Date 27 September 2014
Event ESMO 2014
Session Poster Display session
Topics Anti-Cancer Agents & Biologic Therapy
Breast Cancer, Locally Advanced
Translational Research
Presenter Zoran Gatalica
Citation Annals of Oncology (2014) 25 (suppl_4): iv110-iv115. 10.1093/annonc/mdu328
Authors Z. Gatalica1, G. Basu1, A. Ghazalpour1, R. Bender1, S. Vranic2, S. Millis1, J. McGill3, A. Voss4
  • 1Molecular Diagnostics, Caris Life Sciences, 85040 - Phoenix/US
  • 2Pathology, Institute of Oncology Clinical Centre of Sarajevo University, 71000 - Sarajevo/BA
  • 3Cytogenetics, Miraca Life Sciences, 85040 - Phoenix/US
  • 4Clinical Affairs, Caris Lifesciences, Basel/CH

Abstract

Aim

Malignant phyllodes tumors constitute 0.1% of all breast tumors, which lack effective treatment options. Comprehensive molecular profiling of rare cancers holds the promise of identifying underlying pathogenetic mechanisms with potentially druggable targets.

Methods

Seventeen malignant phyllodes tumors (9 primary, 3 recurrent and 5 metastatic samples) were analyzed (Caris Life Sciences, Phoenix, AZ) using gene sequencing (NGS and Sanger), gene copy number analysis (FISH and CISH), RNA expression (RT-qPCR and whole genome microarrays) and protein expression (immunohistochemistry).

Results

Malignant phyllodes tumors showed co-expression of genes involved in angiogenesis (vascular endothelial growth factor A and its receptor KDR) in 6 of 9 cases, and additional 3 cases showed overexpression of VEGFA alone.
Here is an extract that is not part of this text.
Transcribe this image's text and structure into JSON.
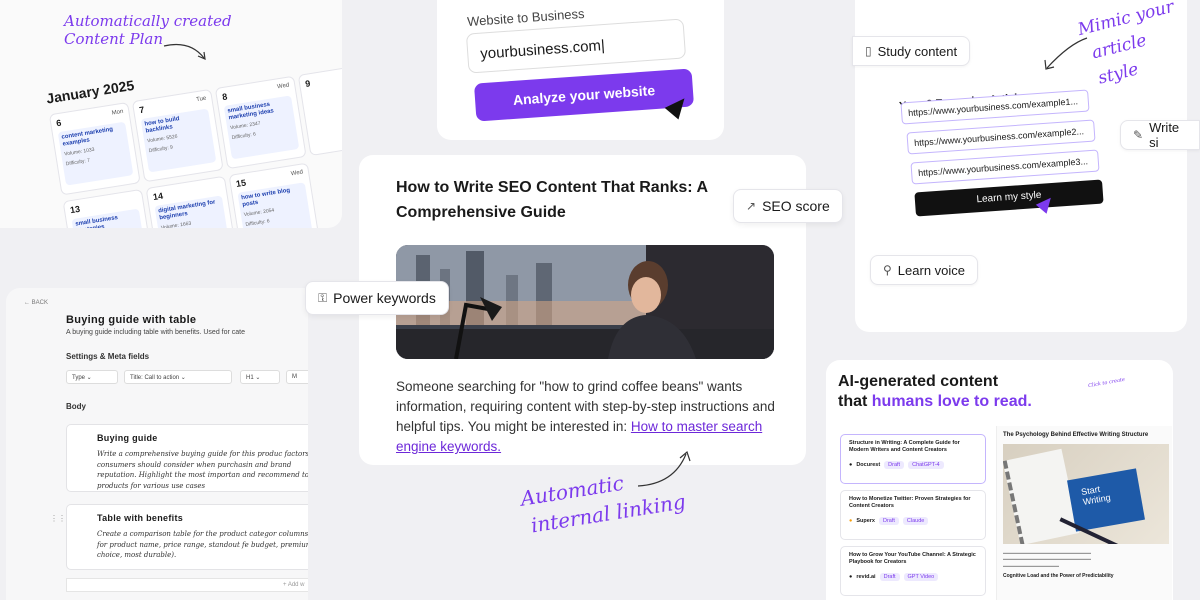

Amplification of EGFR gene was observed in 4 of 9 tested cases, while EGFR protein overexpression (H-score ≥ 20) was observed in 10 of 11 tested cases. TP53 mutations were identified in the majority of cases tested (8/11). One metastatic tumor harbored increased cMET gene copy number. No other oncogene alterations were identified (e.g. HER2, BRAF, KRAS, PIK3CA, cKIT). DNA repair pathways were altered in 9 out of 17 cases (7/17 low ERCC1; 2/17 low BRCA1) indicating potential response to platinum agents. Low expression of TS and RRM1 (9/17 cases) indicates potential response to fluoropyrimidines and gemcitabine. Steroid receptors were uniformly negative in all cases.

Conclusions

Comprehensive tumor profiling identified diverse molecular alterations providing insight into potentially beneficial therapies in all malignant phyllodes tumors. These include novel therapies targeting angiogenesis and the EGFR pathway, as well as biomarkers of the conventional chemotherapy in this rare cancer type.

Disclosure

Z. Gatalica: Stock options Caris Life Sciences; R. Bender: Stock options Caris Life Sciences. All other authors have declared no conflicts of interest.